Dans les expressions courantes utilisées à Lomé, plusieurs mots d’origine anglaise y figurent. Ils sont tellement usités que le commun des mortels à Lomé et plus largement au Togo ne s’en rend même pas compte.

Scène de circulation au rond-point Colombe de la paix - Lomé, Togo le 26 octobre 2019 - Photo : Roger Mawulolo
Scène de circulation au rond-point Colombe de la paix – Lomé, Togo le 26 octobre 2019 – Photo : Roger Mawulolo

L’histoire du Togo indique que le pays a été sous les influences allemandes, anglaises et françaises avant d’accéder à l’indépendance, le 27 avril 1960. Après la défaite des Allemands lors de la première guerre mondiale, le pays a été séparé en deux entre l’Angleterre et la France. Bien qu’étant restée dans la partie française, Lomé est toujours restée sous une certaine influence anglophone. Cette influence est due à la proximité géographique de cette capitale avec le Ghana, un pays anglophone. Les liens historiques, familiaux, communautaires, commerciales et économiques entre les diverses populations des deux côtés de la frontière n’ont pas arrangé la situation. Mieux, jusqu’à ce jour, l’on voit des enfants et jeunes Togolais élèves ou étudiants au Ghana. Ils traversent la frontière tous les jours pour se rendre dans leurs écoles. Avouons même que beaucoup de Togolais vouent une certaine admiration pour le Ghana.

Ces siècles de brassage entre ces peuples qui partagent généralement les mêmes langues autochtones a induit des influences sur la manière courante de s’exprimer.

A Lomé, beaucoup d’expressions d’origine anglophone se sont introduites dans la langue cosmopolite utilisée pour la communication entre les populations. Cette langue, appelée arbitrairement « Mina », est une sorte de créole mélangeant l’Ewé, le vrai Mina (langue de l’ethnie Guin d’Anèho au Sud-Est du Togo) et les termes anglais dont je veux vous parler.

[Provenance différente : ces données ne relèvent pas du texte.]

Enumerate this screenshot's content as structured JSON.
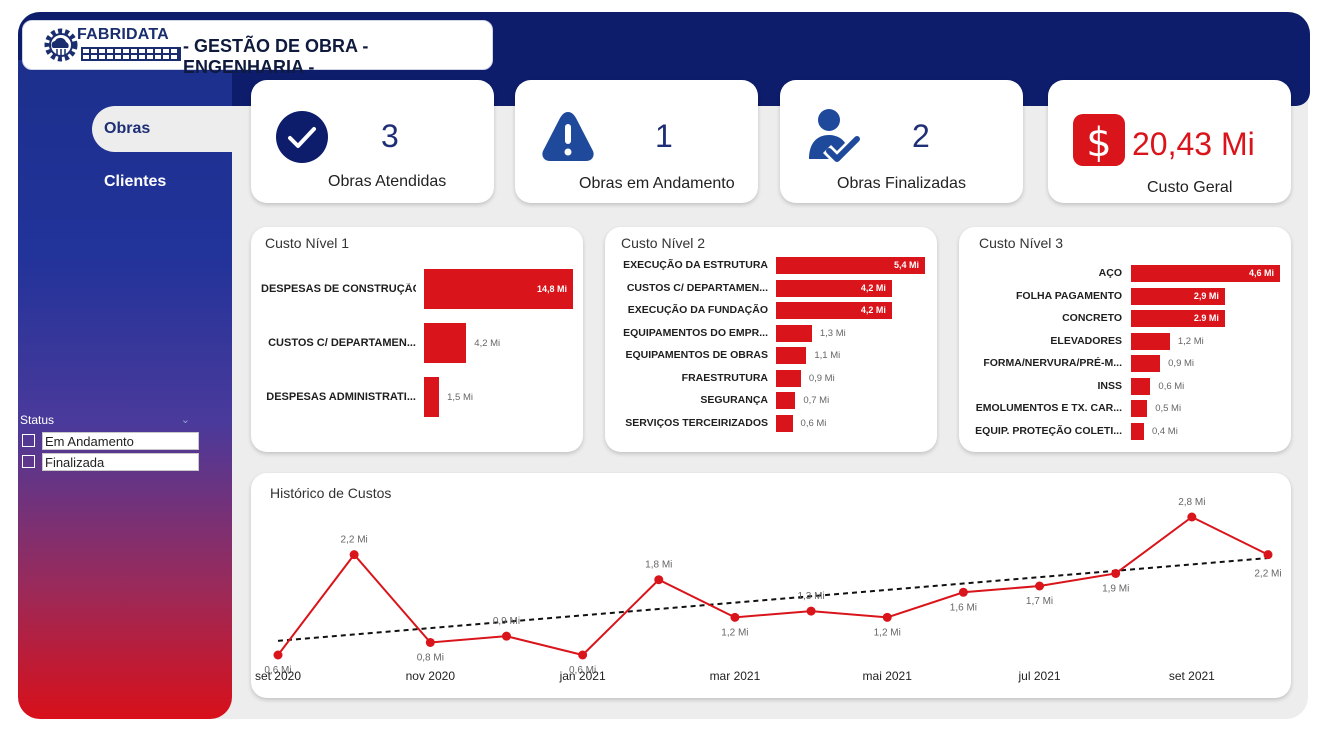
{
  "header": {
    "brand_name": "FABRIDATA",
    "title": "- GESTÃO DE OBRA - ENGENHARIA -"
  },
  "sidebar": {
    "items": [
      {
        "label": "Obras"
      },
      {
        "label": "Clientes"
      }
    ],
    "filter": {
      "title": "Status",
      "options": [
        {
          "label": "Em Andamento",
          "checked": false
        },
        {
          "label": "Finalizada",
          "checked": false
        }
      ]
    }
  },
  "kpis": [
    {
      "icon": "check-circle-icon",
      "value": "3",
      "label": "Obras Atendidas",
      "color": "#1f2f75"
    },
    {
      "icon": "warning-icon",
      "value": "1",
      "label": "Obras em Andamento",
      "color": "#1f2f75"
    },
    {
      "icon": "user-check-icon",
      "value": "2",
      "label": "Obras Finalizadas",
      "color": "#1f2f75"
    },
    {
      "icon": "dollar-icon",
      "value": "20,43 Mi",
      "label": "Custo Geral",
      "color": "#d9141b"
    }
  ],
  "colors": {
    "navy": "#0d1d6b",
    "accent_red": "#d9141b",
    "kpi_blue": "#1f2f75"
  },
  "chart_data": [
    {
      "type": "bar",
      "orientation": "horizontal",
      "title": "Custo Nível 1",
      "categories": [
        "DESPESAS DE CONSTRUÇÃO",
        "CUSTOS C/ DEPARTAMEN...",
        "DESPESAS ADMINISTRATI..."
      ],
      "values": [
        14.8,
        4.2,
        1.5
      ],
      "labels": [
        "14,8 Mi",
        "4,2 Mi",
        "1,5 Mi"
      ]
    },
    {
      "type": "bar",
      "orientation": "horizontal",
      "title": "Custo Nível 2",
      "categories": [
        "EXECUÇÃO DA ESTRUTURA",
        "CUSTOS C/ DEPARTAMEN...",
        "EXECUÇÃO DA FUNDAÇÃO",
        "EQUIPAMENTOS DO EMPR...",
        "EQUIPAMENTOS DE OBRAS",
        "FRAESTRUTURA",
        "SEGURANÇA",
        "SERVIÇOS TERCEIRIZADOS"
      ],
      "values": [
        5.4,
        4.2,
        4.2,
        1.3,
        1.1,
        0.9,
        0.7,
        0.6
      ],
      "labels": [
        "5,4 Mi",
        "4,2 Mi",
        "4,2 Mi",
        "1,3 Mi",
        "1,1 Mi",
        "0,9 Mi",
        "0,7 Mi",
        "0,6 Mi"
      ]
    },
    {
      "type": "bar",
      "orientation": "horizontal",
      "title": "Custo Nível 3",
      "categories": [
        "AÇO",
        "FOLHA PAGAMENTO",
        "CONCRETO",
        "ELEVADORES",
        "FORMA/NERVURA/PRÉ-M...",
        "INSS",
        "EMOLUMENTOS E TX. CAR...",
        "EQUIP. PROTEÇÃO COLETI..."
      ],
      "values": [
        4.6,
        2.9,
        2.9,
        1.2,
        0.9,
        0.6,
        0.5,
        0.4
      ],
      "labels": [
        "4,6 Mi",
        "2,9 Mi",
        "2.9 Mi",
        "1,2 Mi",
        "0,9 Mi",
        "0,6 Mi",
        "0,5 Mi",
        "0,4 Mi"
      ]
    },
    {
      "type": "line",
      "title": "Histórico de Custos",
      "x": [
        "2020-09",
        "2020-10",
        "2020-11",
        "2020-12",
        "2021-01",
        "2021-02",
        "2021-03",
        "2021-04",
        "2021-05",
        "2021-06",
        "2021-07",
        "2021-08",
        "2021-09",
        "2021-10"
      ],
      "xtick_labels": [
        "set 2020",
        "nov 2020",
        "jan 2021",
        "mar 2021",
        "mai 2021",
        "jul 2021",
        "set 2021"
      ],
      "xtick_index": [
        0,
        2,
        4,
        6,
        8,
        10,
        12
      ],
      "values": [
        0.6,
        2.2,
        0.8,
        0.9,
        0.6,
        1.8,
        1.2,
        1.3,
        1.2,
        1.6,
        1.7,
        1.9,
        2.8,
        2.2
      ],
      "labels": [
        "0,6 Mi",
        "2,2 Mi",
        "0,8 Mi",
        "0,9 Mi",
        "0,6 Mi",
        "1,8 Mi",
        "1,2 Mi",
        "1,3 Mi",
        "1,2 Mi",
        "1,6 Mi",
        "1,7 Mi",
        "1,9 Mi",
        "2,8 Mi",
        "2,2 Mi"
      ],
      "trendline": true,
      "line_color": "#d9141b"
    }
  ]
}
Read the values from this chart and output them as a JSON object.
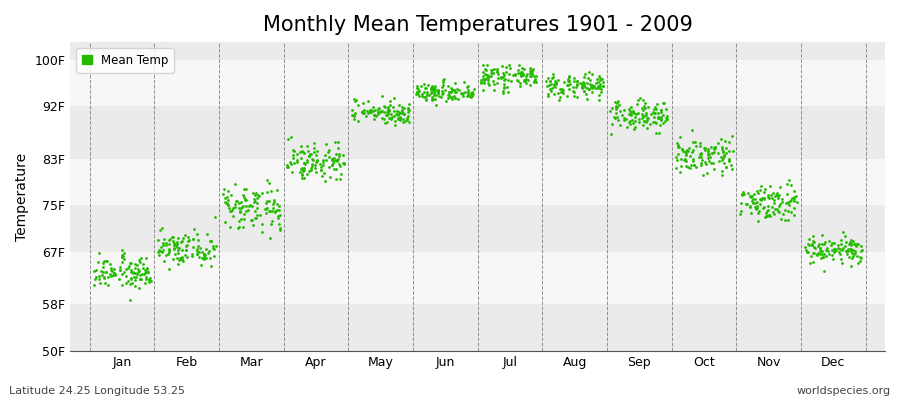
{
  "title": "Monthly Mean Temperatures 1901 - 2009",
  "ylabel": "Temperature",
  "ylabel_bottom": "Latitude 24.25 Longitude 53.25",
  "watermark": "worldspecies.org",
  "ytick_labels": [
    "50F",
    "58F",
    "67F",
    "75F",
    "83F",
    "92F",
    "100F"
  ],
  "ytick_values": [
    50,
    58,
    67,
    75,
    83,
    92,
    100
  ],
  "months": [
    "Jan",
    "Feb",
    "Mar",
    "Apr",
    "May",
    "Jun",
    "Jul",
    "Aug",
    "Sep",
    "Oct",
    "Nov",
    "Dec"
  ],
  "dot_color": "#22bb00",
  "background_color": "#ffffff",
  "band_colors": [
    "#ebebeb",
    "#f7f7f7"
  ],
  "legend_label": "Mean Temp",
  "monthly_mean_temps": [
    63.5,
    67.5,
    74.5,
    82.5,
    91.0,
    94.5,
    97.0,
    95.5,
    90.5,
    83.5,
    75.5,
    67.5
  ],
  "monthly_trend": [
    3.0,
    3.5,
    5.0,
    3.5,
    2.0,
    2.0,
    2.0,
    2.0,
    2.5,
    3.5,
    3.5,
    2.5
  ],
  "monthly_spread": [
    2.5,
    2.0,
    3.0,
    2.5,
    1.5,
    1.5,
    1.5,
    1.5,
    2.0,
    2.5,
    2.5,
    2.0
  ],
  "n_years": 109,
  "title_fontsize": 15,
  "axis_fontsize": 10,
  "tick_fontsize": 9,
  "dot_size": 4
}
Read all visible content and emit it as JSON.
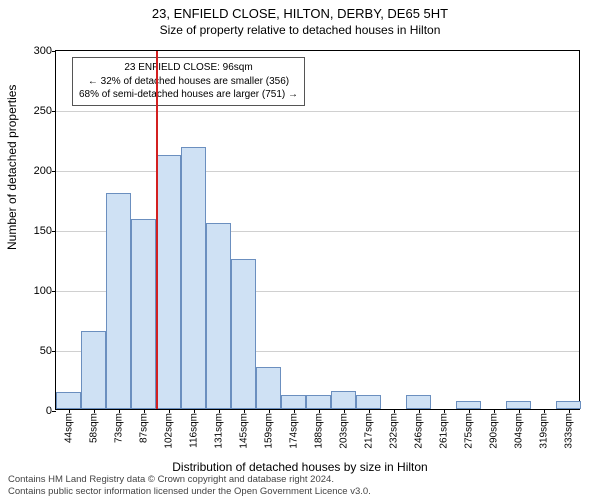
{
  "title": "23, ENFIELD CLOSE, HILTON, DERBY, DE65 5HT",
  "subtitle": "Size of property relative to detached houses in Hilton",
  "y_axis_title": "Number of detached properties",
  "x_axis_title": "Distribution of detached houses by size in Hilton",
  "chart": {
    "type": "histogram",
    "ylim": [
      0,
      300
    ],
    "yticks": [
      0,
      50,
      100,
      150,
      200,
      250,
      300
    ],
    "x_tick_labels": [
      "44sqm",
      "58sqm",
      "73sqm",
      "87sqm",
      "102sqm",
      "116sqm",
      "131sqm",
      "145sqm",
      "159sqm",
      "174sqm",
      "188sqm",
      "203sqm",
      "217sqm",
      "232sqm",
      "246sqm",
      "261sqm",
      "275sqm",
      "290sqm",
      "304sqm",
      "319sqm",
      "333sqm"
    ],
    "values": [
      14,
      65,
      180,
      158,
      212,
      218,
      155,
      125,
      35,
      12,
      12,
      15,
      12,
      0,
      12,
      0,
      7,
      0,
      7,
      0,
      7
    ],
    "bar_fill": "#cfe1f4",
    "bar_stroke": "#6b8fbf",
    "grid_color": "#d0d0d0",
    "background_color": "#ffffff",
    "marker_index": 3,
    "marker_color": "#d32020"
  },
  "annotation": {
    "line1": "23 ENFIELD CLOSE: 96sqm",
    "line2": "← 32% of detached houses are smaller (356)",
    "line3": "68% of semi-detached houses are larger (751) →"
  },
  "footer": {
    "line1": "Contains HM Land Registry data © Crown copyright and database right 2024.",
    "line2": "Contains public sector information licensed under the Open Government Licence v3.0."
  }
}
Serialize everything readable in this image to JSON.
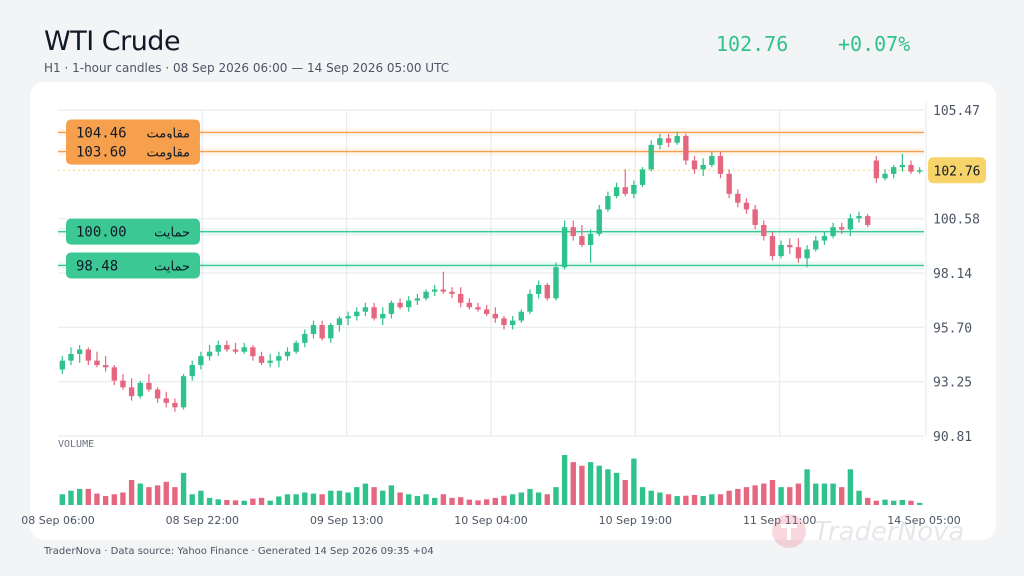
{
  "header": {
    "title": "WTI Crude",
    "subtitle": "H1 · 1-hour candles · 08 Sep 2026 06:00 — 14 Sep 2026 05:00 UTC",
    "price": "102.76",
    "change": "+0.07%"
  },
  "footer": {
    "text": "TraderNova · Data source: Yahoo Finance · Generated 14 Sep 2026 09:35 +04"
  },
  "watermark": {
    "text": "TraderNova"
  },
  "colors": {
    "up": "#2fc28c",
    "down": "#e5677f",
    "resistance": "#f6a04d",
    "support": "#3cc894",
    "last_price_tag": "#f7d46a",
    "grid": "#e5e7eb"
  },
  "chart_data": {
    "type": "candlestick",
    "instrument": "WTI Crude",
    "timeframe": "H1",
    "last_price": 102.76,
    "ylim": [
      90.81,
      105.47
    ],
    "y_ticks": [
      "105.47",
      "100.58",
      "98.14",
      "95.70",
      "93.25",
      "90.81"
    ],
    "x_ticks": [
      "08 Sep 06:00",
      "08 Sep 22:00",
      "09 Sep 13:00",
      "10 Sep 04:00",
      "10 Sep 19:00",
      "11 Sep 11:00",
      "14 Sep 05:00"
    ],
    "volume_label": "VOLUME",
    "levels": [
      {
        "type": "resistance",
        "label": "مقاومت",
        "value": "104.46",
        "price": 104.46
      },
      {
        "type": "resistance",
        "label": "مقاومت",
        "value": "103.60",
        "price": 103.6
      },
      {
        "type": "support",
        "label": "حمایت",
        "value": "100.00",
        "price": 100.0
      },
      {
        "type": "support",
        "label": "حمایت",
        "value": "98.48",
        "price": 98.48
      }
    ],
    "candles": [
      {
        "o": 93.8,
        "h": 94.4,
        "l": 93.6,
        "c": 94.2,
        "v": 3
      },
      {
        "o": 94.2,
        "h": 94.8,
        "l": 94.0,
        "c": 94.5,
        "v": 4
      },
      {
        "o": 94.5,
        "h": 94.9,
        "l": 94.1,
        "c": 94.7,
        "v": 4.5
      },
      {
        "o": 94.7,
        "h": 94.8,
        "l": 94.0,
        "c": 94.2,
        "v": 4.5
      },
      {
        "o": 94.2,
        "h": 94.6,
        "l": 93.9,
        "c": 94.0,
        "v": 3.2
      },
      {
        "o": 94.0,
        "h": 94.4,
        "l": 93.7,
        "c": 93.9,
        "v": 2.5
      },
      {
        "o": 93.9,
        "h": 94.0,
        "l": 93.1,
        "c": 93.3,
        "v": 3
      },
      {
        "o": 93.3,
        "h": 93.6,
        "l": 92.9,
        "c": 93.0,
        "v": 3.5
      },
      {
        "o": 93.0,
        "h": 93.4,
        "l": 92.4,
        "c": 92.6,
        "v": 7
      },
      {
        "o": 92.6,
        "h": 93.3,
        "l": 92.5,
        "c": 93.2,
        "v": 6
      },
      {
        "o": 93.2,
        "h": 93.6,
        "l": 92.8,
        "c": 92.9,
        "v": 5
      },
      {
        "o": 92.9,
        "h": 93.0,
        "l": 92.3,
        "c": 92.5,
        "v": 5.5
      },
      {
        "o": 92.5,
        "h": 92.8,
        "l": 92.1,
        "c": 92.3,
        "v": 6.5
      },
      {
        "o": 92.3,
        "h": 92.5,
        "l": 91.9,
        "c": 92.1,
        "v": 5
      },
      {
        "o": 92.1,
        "h": 93.6,
        "l": 92.0,
        "c": 93.5,
        "v": 9
      },
      {
        "o": 93.5,
        "h": 94.2,
        "l": 93.3,
        "c": 94.0,
        "v": 3
      },
      {
        "o": 94.0,
        "h": 94.6,
        "l": 93.8,
        "c": 94.4,
        "v": 4
      },
      {
        "o": 94.4,
        "h": 94.9,
        "l": 94.2,
        "c": 94.6,
        "v": 2
      },
      {
        "o": 94.6,
        "h": 95.1,
        "l": 94.4,
        "c": 94.9,
        "v": 1.6
      },
      {
        "o": 94.9,
        "h": 95.1,
        "l": 94.6,
        "c": 94.7,
        "v": 1.4
      },
      {
        "o": 94.7,
        "h": 95.0,
        "l": 94.5,
        "c": 94.6,
        "v": 1.3
      },
      {
        "o": 94.6,
        "h": 95.0,
        "l": 94.5,
        "c": 94.8,
        "v": 1.2
      },
      {
        "o": 94.8,
        "h": 94.9,
        "l": 94.2,
        "c": 94.4,
        "v": 1.8
      },
      {
        "o": 94.4,
        "h": 94.6,
        "l": 94.0,
        "c": 94.1,
        "v": 2
      },
      {
        "o": 94.1,
        "h": 94.5,
        "l": 93.9,
        "c": 94.2,
        "v": 1.2
      },
      {
        "o": 94.2,
        "h": 94.6,
        "l": 93.9,
        "c": 94.4,
        "v": 2.4
      },
      {
        "o": 94.4,
        "h": 94.8,
        "l": 94.2,
        "c": 94.6,
        "v": 3
      },
      {
        "o": 94.6,
        "h": 95.1,
        "l": 94.5,
        "c": 95.0,
        "v": 3
      },
      {
        "o": 95.0,
        "h": 95.6,
        "l": 94.8,
        "c": 95.4,
        "v": 3.5
      },
      {
        "o": 95.4,
        "h": 96.0,
        "l": 95.2,
        "c": 95.8,
        "v": 3.2
      },
      {
        "o": 95.8,
        "h": 96.0,
        "l": 95.1,
        "c": 95.2,
        "v": 3
      },
      {
        "o": 95.2,
        "h": 95.9,
        "l": 95.0,
        "c": 95.8,
        "v": 4
      },
      {
        "o": 95.8,
        "h": 96.2,
        "l": 95.5,
        "c": 96.1,
        "v": 4
      },
      {
        "o": 96.1,
        "h": 96.4,
        "l": 95.8,
        "c": 96.2,
        "v": 3.5
      },
      {
        "o": 96.2,
        "h": 96.6,
        "l": 96.0,
        "c": 96.4,
        "v": 5
      },
      {
        "o": 96.4,
        "h": 96.8,
        "l": 96.2,
        "c": 96.6,
        "v": 6
      },
      {
        "o": 96.6,
        "h": 96.8,
        "l": 96.0,
        "c": 96.1,
        "v": 5
      },
      {
        "o": 96.1,
        "h": 96.6,
        "l": 95.8,
        "c": 96.3,
        "v": 4
      },
      {
        "o": 96.3,
        "h": 96.9,
        "l": 96.1,
        "c": 96.8,
        "v": 5.5
      },
      {
        "o": 96.8,
        "h": 97.0,
        "l": 96.5,
        "c": 96.6,
        "v": 3.5
      },
      {
        "o": 96.6,
        "h": 97.1,
        "l": 96.4,
        "c": 96.9,
        "v": 3
      },
      {
        "o": 96.9,
        "h": 97.2,
        "l": 96.7,
        "c": 97.0,
        "v": 2.5
      },
      {
        "o": 97.0,
        "h": 97.4,
        "l": 96.9,
        "c": 97.3,
        "v": 3
      },
      {
        "o": 97.3,
        "h": 97.6,
        "l": 97.1,
        "c": 97.4,
        "v": 2
      },
      {
        "o": 97.4,
        "h": 98.2,
        "l": 97.2,
        "c": 97.3,
        "v": 3
      },
      {
        "o": 97.3,
        "h": 97.5,
        "l": 97.0,
        "c": 97.2,
        "v": 2
      },
      {
        "o": 97.2,
        "h": 97.5,
        "l": 96.6,
        "c": 96.8,
        "v": 2.2
      },
      {
        "o": 96.8,
        "h": 97.0,
        "l": 96.5,
        "c": 96.6,
        "v": 1.5
      },
      {
        "o": 96.6,
        "h": 96.8,
        "l": 96.4,
        "c": 96.5,
        "v": 1.3
      },
      {
        "o": 96.5,
        "h": 96.7,
        "l": 96.2,
        "c": 96.3,
        "v": 1.6
      },
      {
        "o": 96.3,
        "h": 96.6,
        "l": 95.9,
        "c": 96.1,
        "v": 2
      },
      {
        "o": 96.1,
        "h": 96.2,
        "l": 95.6,
        "c": 95.8,
        "v": 2.6
      },
      {
        "o": 95.8,
        "h": 96.2,
        "l": 95.6,
        "c": 96.0,
        "v": 3
      },
      {
        "o": 96.0,
        "h": 96.5,
        "l": 95.9,
        "c": 96.4,
        "v": 3.5
      },
      {
        "o": 96.4,
        "h": 97.4,
        "l": 96.3,
        "c": 97.2,
        "v": 4.5
      },
      {
        "o": 97.2,
        "h": 97.8,
        "l": 97.0,
        "c": 97.6,
        "v": 3.5
      },
      {
        "o": 97.6,
        "h": 97.7,
        "l": 96.9,
        "c": 97.0,
        "v": 3
      },
      {
        "o": 97.0,
        "h": 98.6,
        "l": 96.9,
        "c": 98.4,
        "v": 5
      },
      {
        "o": 98.4,
        "h": 100.5,
        "l": 98.3,
        "c": 100.2,
        "v": 14
      },
      {
        "o": 100.2,
        "h": 100.5,
        "l": 99.6,
        "c": 99.8,
        "v": 12
      },
      {
        "o": 99.8,
        "h": 100.3,
        "l": 99.3,
        "c": 99.4,
        "v": 11
      },
      {
        "o": 99.4,
        "h": 100.1,
        "l": 98.6,
        "c": 99.9,
        "v": 12
      },
      {
        "o": 99.9,
        "h": 101.2,
        "l": 99.8,
        "c": 101.0,
        "v": 11
      },
      {
        "o": 101.0,
        "h": 101.8,
        "l": 100.9,
        "c": 101.6,
        "v": 10
      },
      {
        "o": 101.6,
        "h": 102.2,
        "l": 101.5,
        "c": 102.0,
        "v": 9
      },
      {
        "o": 102.0,
        "h": 102.8,
        "l": 101.6,
        "c": 101.7,
        "v": 7
      },
      {
        "o": 101.7,
        "h": 102.3,
        "l": 101.5,
        "c": 102.1,
        "v": 13
      },
      {
        "o": 102.1,
        "h": 102.9,
        "l": 102.0,
        "c": 102.8,
        "v": 5
      },
      {
        "o": 102.8,
        "h": 104.1,
        "l": 102.7,
        "c": 103.9,
        "v": 4
      },
      {
        "o": 103.9,
        "h": 104.4,
        "l": 103.7,
        "c": 104.2,
        "v": 3.5
      },
      {
        "o": 104.2,
        "h": 104.4,
        "l": 103.8,
        "c": 104.0,
        "v": 3
      },
      {
        "o": 104.0,
        "h": 104.5,
        "l": 103.9,
        "c": 104.3,
        "v": 2.5
      },
      {
        "o": 104.3,
        "h": 104.4,
        "l": 103.0,
        "c": 103.2,
        "v": 2.6
      },
      {
        "o": 103.2,
        "h": 103.4,
        "l": 102.6,
        "c": 102.8,
        "v": 2.8
      },
      {
        "o": 102.8,
        "h": 103.3,
        "l": 102.5,
        "c": 103.0,
        "v": 2.5
      },
      {
        "o": 103.0,
        "h": 103.6,
        "l": 102.9,
        "c": 103.4,
        "v": 3
      },
      {
        "o": 103.4,
        "h": 103.6,
        "l": 102.4,
        "c": 102.6,
        "v": 3
      },
      {
        "o": 102.6,
        "h": 102.8,
        "l": 101.5,
        "c": 101.7,
        "v": 4
      },
      {
        "o": 101.7,
        "h": 101.9,
        "l": 101.1,
        "c": 101.3,
        "v": 4.5
      },
      {
        "o": 101.3,
        "h": 101.5,
        "l": 100.8,
        "c": 101.0,
        "v": 5
      },
      {
        "o": 101.0,
        "h": 101.2,
        "l": 100.1,
        "c": 100.3,
        "v": 5.5
      },
      {
        "o": 100.3,
        "h": 100.5,
        "l": 99.6,
        "c": 99.8,
        "v": 6
      },
      {
        "o": 99.8,
        "h": 100.0,
        "l": 98.7,
        "c": 98.9,
        "v": 7
      },
      {
        "o": 98.9,
        "h": 99.6,
        "l": 98.8,
        "c": 99.4,
        "v": 5
      },
      {
        "o": 99.4,
        "h": 99.7,
        "l": 99.0,
        "c": 99.3,
        "v": 5
      },
      {
        "o": 99.3,
        "h": 99.7,
        "l": 98.6,
        "c": 98.8,
        "v": 6
      },
      {
        "o": 98.8,
        "h": 99.4,
        "l": 98.4,
        "c": 99.2,
        "v": 10
      },
      {
        "o": 99.2,
        "h": 99.8,
        "l": 99.1,
        "c": 99.6,
        "v": 6
      },
      {
        "o": 99.6,
        "h": 100.0,
        "l": 99.4,
        "c": 99.8,
        "v": 6
      },
      {
        "o": 99.8,
        "h": 100.4,
        "l": 99.7,
        "c": 100.2,
        "v": 6
      },
      {
        "o": 100.2,
        "h": 100.4,
        "l": 99.9,
        "c": 100.1,
        "v": 5
      },
      {
        "o": 100.1,
        "h": 100.8,
        "l": 99.8,
        "c": 100.6,
        "v": 10
      },
      {
        "o": 100.6,
        "h": 100.9,
        "l": 100.4,
        "c": 100.7,
        "v": 4
      },
      {
        "o": 100.7,
        "h": 100.8,
        "l": 100.2,
        "c": 100.3,
        "v": 2
      },
      {
        "o": 103.2,
        "h": 103.4,
        "l": 102.2,
        "c": 102.4,
        "v": 1.2
      },
      {
        "o": 102.4,
        "h": 102.8,
        "l": 102.3,
        "c": 102.6,
        "v": 1.5
      },
      {
        "o": 102.6,
        "h": 103.0,
        "l": 102.4,
        "c": 102.9,
        "v": 1.2
      },
      {
        "o": 102.9,
        "h": 103.5,
        "l": 102.7,
        "c": 103.0,
        "v": 1.4
      },
      {
        "o": 103.0,
        "h": 103.2,
        "l": 102.6,
        "c": 102.7,
        "v": 1.2
      },
      {
        "o": 102.7,
        "h": 102.9,
        "l": 102.6,
        "c": 102.76,
        "v": 0.6
      }
    ]
  }
}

Faisons un petit tour de quelques mots et expressions…

Les salutations et les vœux à Lomé

En cette période de fin d’année, les Loméens se sont beaucoup dit « moudzi Chrismas bé dzôgbenyuiê nô  » qui veut dire « je te souhaite un bon Christmas ». Beaucoup ne s’imaginent pas que c’est le mot anglais « Christmas » qui est ainsi utilisé. Le comble a été pour le 31 décembre où on s’est dit allègrement « Happi nou yaaa ». Le célèbre « Happy New Year » des Anglais se fait beaucoup de soucis. Même à Pâques, on se dit « Bon Ista ». Oui, il s’agit bel et bien de « Easter », le mot anglais servant à désigner la fête de Pâques.

Les matins, nous nous lançons des « môni » et les soirs des « goudivi » en guise de salutations. Pauvres « good morning » et « good evening », nous vous présentons nos plates excuses.

Après ces salutations, l’on peut alors te demander si tu as pris du thé en disant « O nou ti a ? ». Le « ti » vient du fameux « tea » anglais.

Dans les transports

Généralement, à Lomé, nous appelons les chauffeurs « drêva », tiré du mot anglais « driver » et leurs apprentis sont désignés par « mêtivi » à cause de « driver’s mate ». Pour t’indiquer la ceinture à attacher ou même celle qui est sur ton pantalon, le chauffeur peut te parler de « bêlinti ». Et je vous assure qu’il ne sait pas qu’il utilise le mot anglais « belt ». Pour lui, le mot « ceinture » en Ewé ou Mina, langues du Sud-Togo, c’est « bêlinti ». Nos grands-mères désignent toujours les véhicules à 4 roues par le mot anglais « lorry ».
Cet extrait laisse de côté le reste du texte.